Where are you from?
I grew up in New York with my two older brothers and our parents, Jimmy and Phyllis Milton. Our parents used actions as much as words to expose us to the value of hard work, the power of a quality education, the joy of community service, and the need to advocate for self and others. I currently live in the suburbs of Atlanta, where I aspire to live out the lessons taught by my parents.
Please describe an experience (or 2) that helped you discover/cultivate your interest in mathematics.
I have always enjoyed mathematics. Initially I enjoyed it because I found it to be easy. Eventually it became more challenging, but I continued to love it because I found problem-solving intriguing.
It was while teaching Mathematics that I discovered its profundity. Mathematics is visually pleasing, relevant to all, and useful in every situation. As a new teacher, I taught five classes with a large number of students who were facing difficult circumstances. Some of these students were navigating the criminal justice system, some were raising children (their children or someone else’s), and two of them were married. Their focus was not on studying formulas and theorems. If I was going to succeed at my job, I had to consider how to make mathematics necessary and interesting to their lives. I was challenged to examine the real purpose for learning mathematics and to look at mathematics beyond the numbers and the formulas. With this in mind, I implemented a project that required my students to create long- and short-term goals along with a plan for achieving those goals. Their plan had to start from their current circumstances and pave a path to their hopes for the future. This project resulted in 100 % participation from my students. Embedded in this project was the mathematics that was necessary to calculate outcomes, budgets, and timelines. They had to make comparisons, analyze options, and document their decisions. Once students were invested in the project, they were not only willing to complete the math, but they were willing to learn the math they didn’t already understand so they could apply it to the creation of their plan. That year, my students had their first experience with success on a math standardized assessment. Just as important, they demonstrated and expressed a new appreciation for the usefulness of mathematics. They recognized that success in mathematics was achievable. This experience led me to further examine the process for developing mathematical proficiency and the methods for guiding students through applying and modeling with mathematics. The more I learned, the more I realized that students cannot just do mathematics, they must experience mathematics. From then on, I was fully invested in mathematics and mathematics education.
What is/are your most proud accomplishment(s) as a K-12 educator?

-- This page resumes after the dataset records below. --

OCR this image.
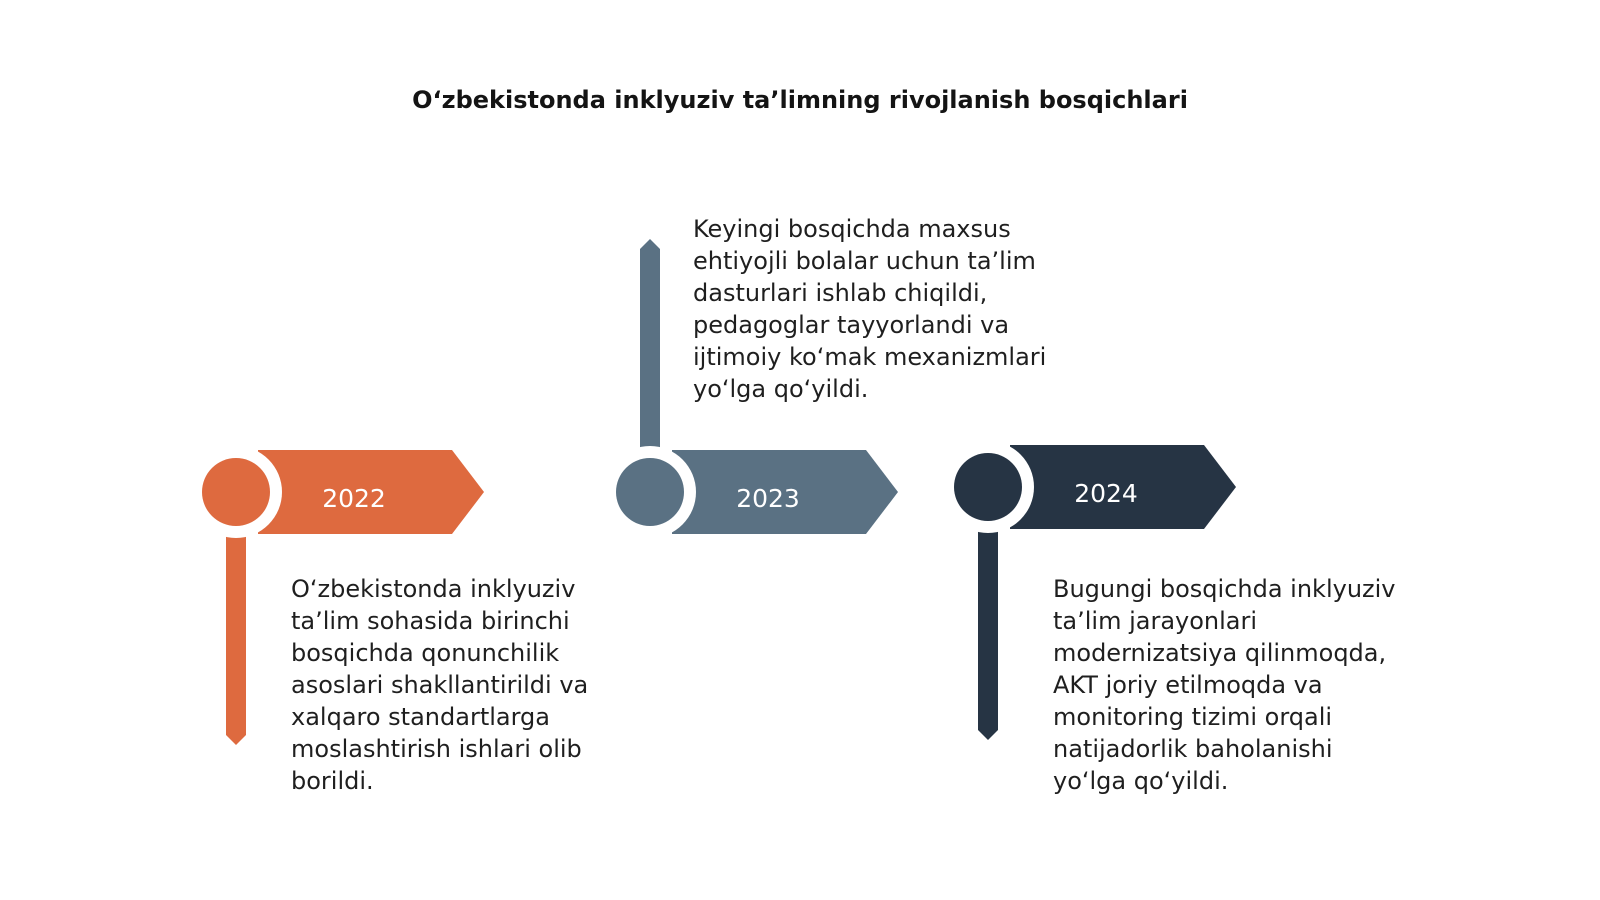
O‘zbekistonda inklyuziv ta’limning rivojlanish bosqichlari
2022	2023	2024

O‘zbekistonda inklyuziv ta’lim sohasida birinchi bosqichda qonunchilik asoslari shakllantirildi va xalqaro standartlarga moslashtirish ishlari olib borildi.

Keyingi bosqichda maxsus ehtiyojli bolalar uchun ta’lim dasturlari ishlab chiqildi, pedagoglar tayyorlandi va ijtimoiy ko‘mak mexanizmlari yo‘lga qo‘yildi.

Bugungi bosqichda inklyuziv ta’lim jarayonlari modernizatsiya qilinmoqda, AKT joriy etilmoqda va monitoring tizimi orqali natijadorlik baholanishi yo‘lga qo‘yildi.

Moments of pride include witnessing the achievements of my students, creating a framework that guides teachers through the complexity of preparing for context-based mathematics instruction, and developing a support structure that promotes system-wide job embedded professional development.
Some of my proudest accomplishments as a K-12 educator are related to moments when I could empower a student to succeed. My ability to widen options and empower all students to achieve at high levels was acknowledged by the state when I was recognized as a Georgia Master Teacher. As a district leader, I am proud of my work developing a framework that guides teachers through the process of planning and preparing for the implementation of mathematics instruction that is culturally responsive and widely accessible. This framework, combined with a teacher leader support structure, empowered educators in my district to make math matter for every student every day.

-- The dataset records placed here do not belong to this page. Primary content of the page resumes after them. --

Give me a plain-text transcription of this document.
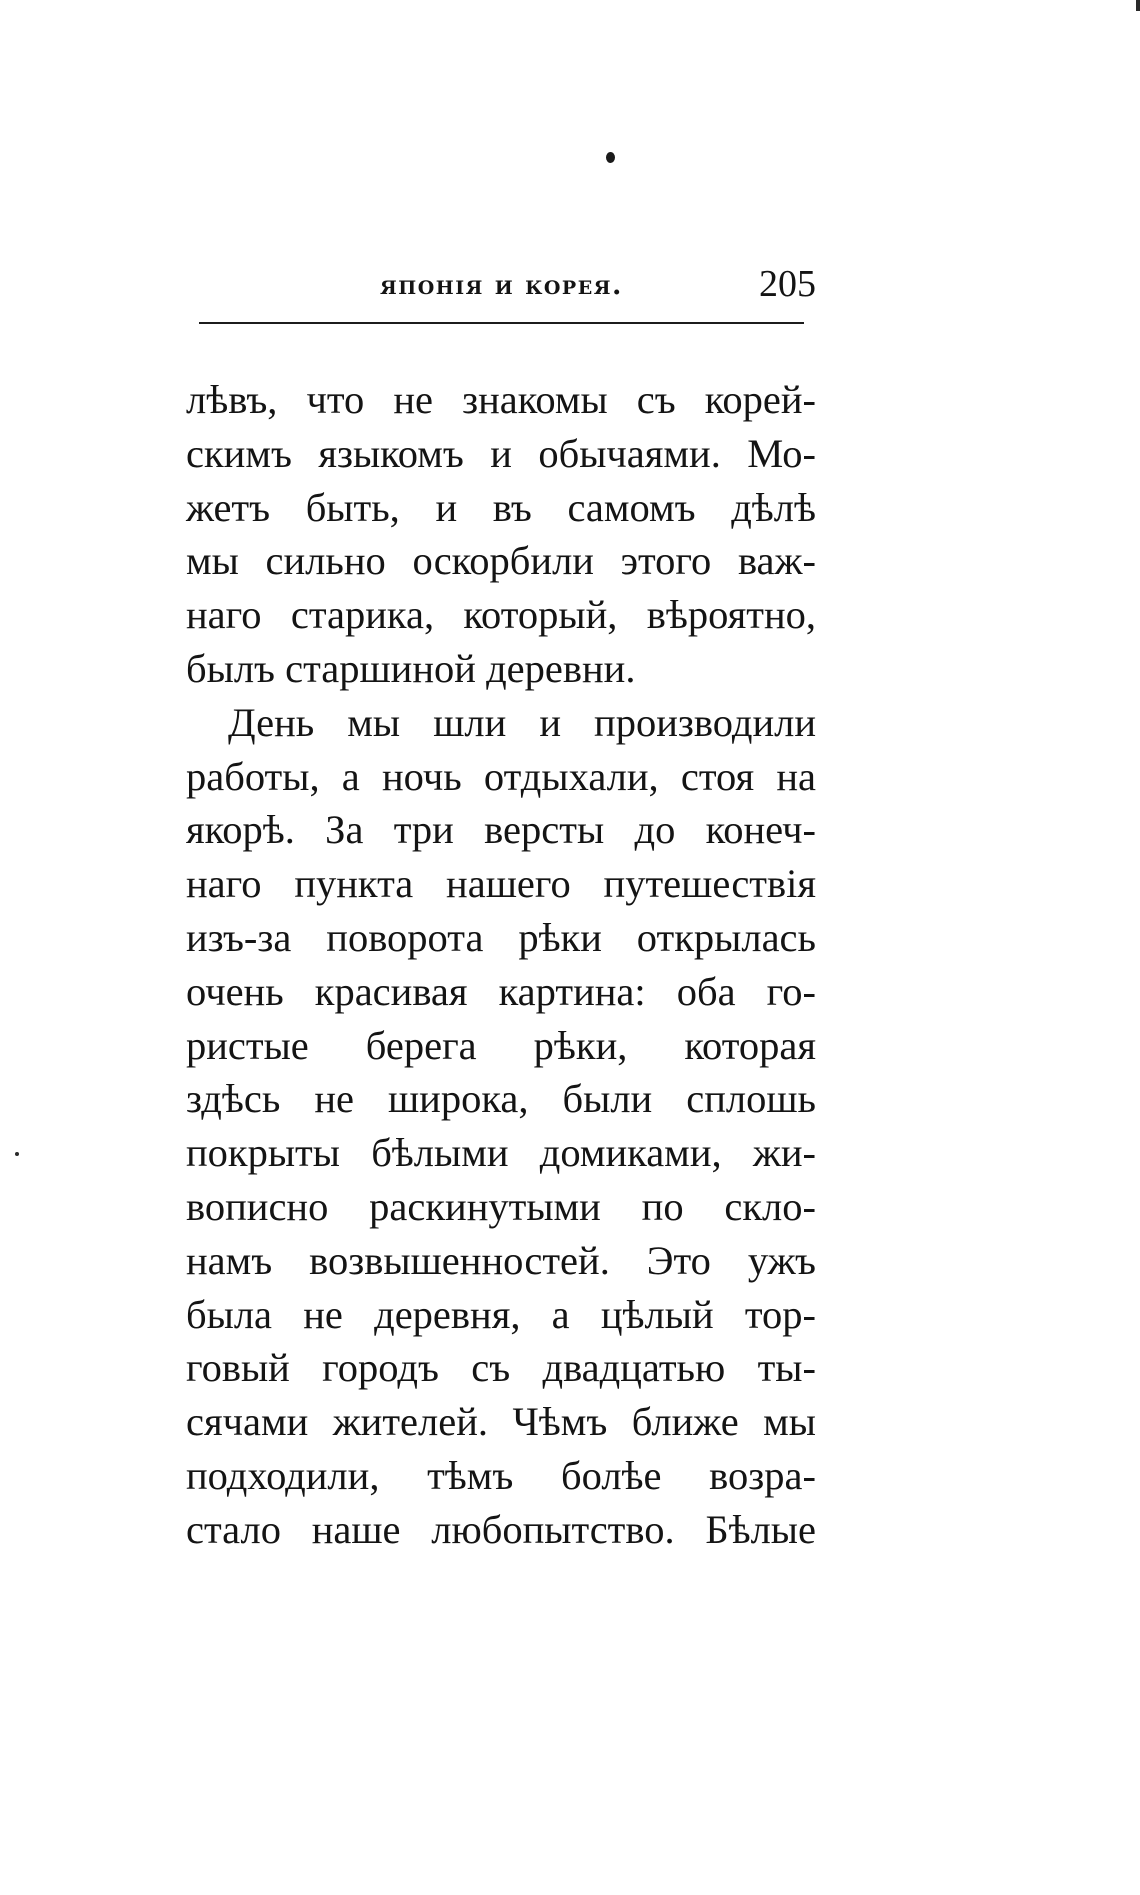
японія и корея.	205
лѣвъ, что не знакомы съ корей-
скимъ языкомъ и обычаями. Мо-
жетъ быть, и въ самомъ дѣлѣ
мы сильно оскорбили этого важ-
наго старика, который, вѣроятно,
былъ старшиной деревни.
День мы шли и производили
работы, а ночь отдыхали, стоя на
якорѣ. За три версты до конеч-
наго пункта нашего путешествія
изъ-за поворота рѣки открылась
очень красивая картина: оба го-
ристые берега рѣки, которая
здѣсь не широка, были сплошь
покрыты бѣлыми домиками, жи-
вописно раскинутыми по скло-
намъ возвышенностей. Это ужъ
была не деревня, а цѣлый тор-
говый городъ съ двадцатью ты-
сячами жителей. Чѣмъ ближе мы
подходили, тѣмъ болѣе возра-
стало наше любопытство. Бѣлые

Describe what you do in the classroom to inspire your students.
As a classroom teacher I inspired my students by enabling them to recognize that they were highly capable and that their contributions to the classroom and to the community were valued. I did this by providing opportunities for them to apply mathematics to a variety of topics that were relevant to them and by maintaining a space where all voices were heard. I spent time getting to know my students, their families, and their interests. I made sure they understood that failure was not a final destination but a rest stop on their journey to success. In my position as Mathematics Coordinator, I seek to inspire other educators by ensuring they are well equipped, encouraged, and supported as they provide high quality instruction to our students. I strive to provide opportunities and guidance that empowers others to expose students to a variety of experiences in mathematics.

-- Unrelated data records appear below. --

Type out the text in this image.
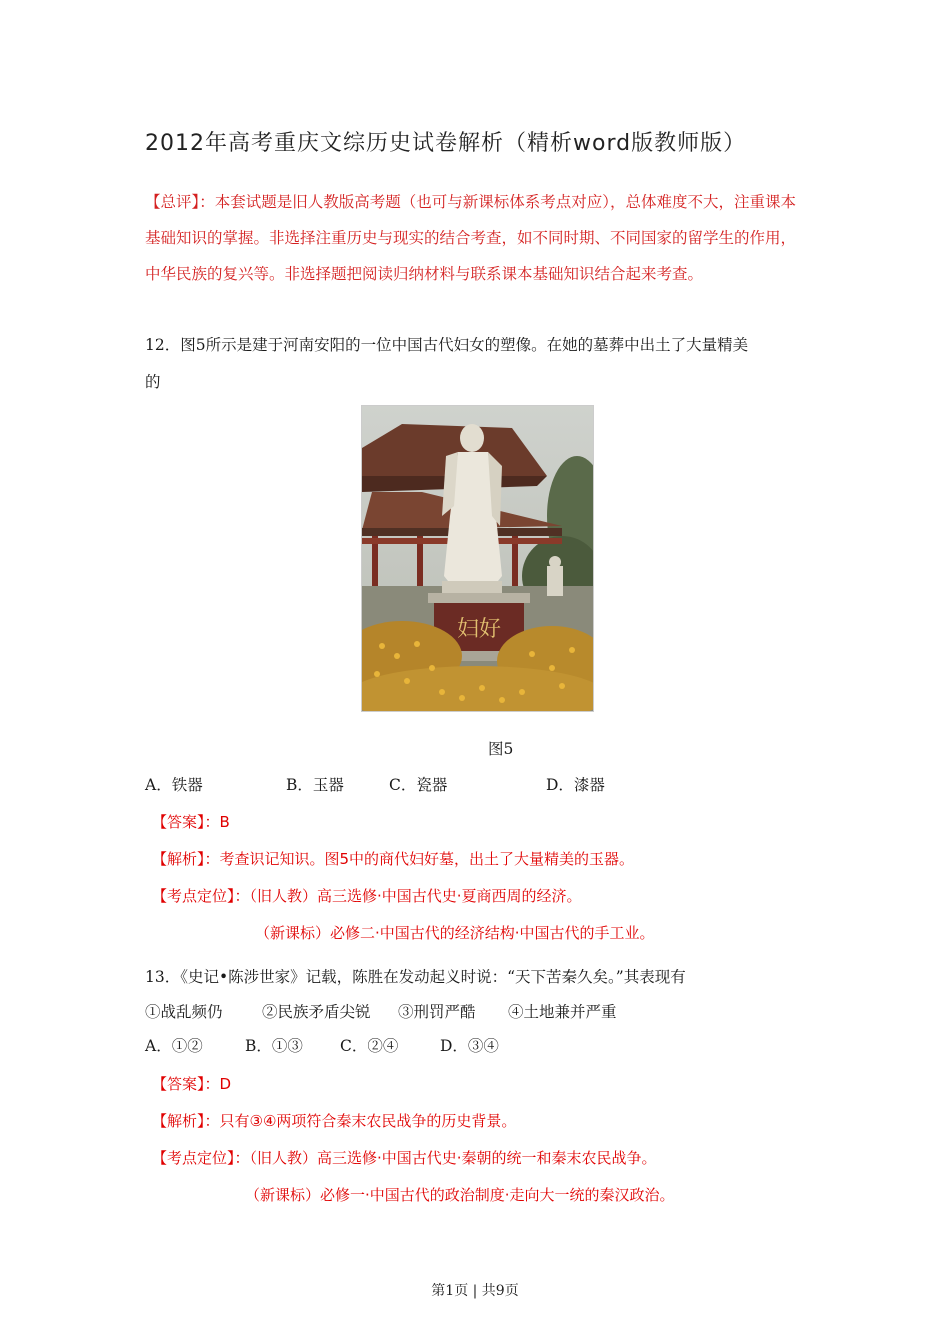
2012年高考重庆文综历史试卷解析（精析word版教师版）
【总评】：本套试题是旧人教版高考题（也可与新课标体系考点对应），总体难度不大，注重课本基础知识的掌握。非选择注重历史与现实的结合考查，如不同时期、不同国家的留学生的作用，中华民族的复兴等。非选择题把阅读归纳材料与联系课本基础知识结合起来考查。
12．图5所示是建于河南安阳的一位中国古代妇女的塑像。在她的墓葬中出土了大量精美
的
妇好
图5
A．铁器	B．玉器	C．瓷器	D．漆器
【答案】：B
【解析】：考查识记知识。图5中的商代妇好墓，出土了大量精美的玉器。
【考点定位】：（旧人教）高三选修·中国古代史·夏商西周的经济。
（新课标）必修二·中国古代的经济结构·中国古代的手工业。
13．《史记•陈涉世家》记载，陈胜在发动起义时说：“天下苦秦久矣。”其表现有
①战乱频仍	②民族矛盾尖锐 ③刑罚严酷 ④土地兼并严重
A．①②	B．①③ C．②④	D．③④
【答案】：D
【解析】：只有③④两项符合秦末农民战争的历史背景。
【考点定位】：（旧人教）高三选修·中国古代史·秦朝的统一和秦末农民战争。
（新课标）必修一·中国古代的政治制度·走向大一统的秦汉政治。
第1页 | 共9页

What is/are your most proud accomplishment(s) in regards to your personal life?
Personally, I am proud of the decades that I have worked in tandem with my husband to raise two loving, caring, and talented risk takers who are chasing their dreams, positively influencing the community, and raising future kings and queens. I am proud of the work we do in ministry to enhance the social/emotional well-being of community members who are facing challenging times in their everyday lives. I am proud of the years spent on our county’s Housing Authority board developing programs that provide decent, safe, and sanitary housing along with my current work on the Tourism Authority board ensuring we promote and develop public projects that enhance cultural growth, public welfare, education and recreation. I am also proud of my work with the NAACP educating and advocating for civil rights and activism. Mainly, I am proud that I am living the lessons taught by my parents.
Please share some words of wisdom/inspiration.
As educators, I think we could make our lives much easier and the lives of our students much richer if we spent less time telling students what to think and more time providing students with something worth thinking about. Mathematics should be taught with a focus on helping students to become independent, critical, and creative thinkers. We must establish a sense of urgency for improving mathematics proficiency. Memorizing mathematics facts and practicing computational skills is not enough to prepare students for the demands of our future world. We must act with the intent to develop citizens who are innovative problem solvers, who can adapt to the constantly changing social structures, and who can justify conclusions to the complex problems of the world. I encourage my colleagues to establish a need and a means to make math matter for every student every day.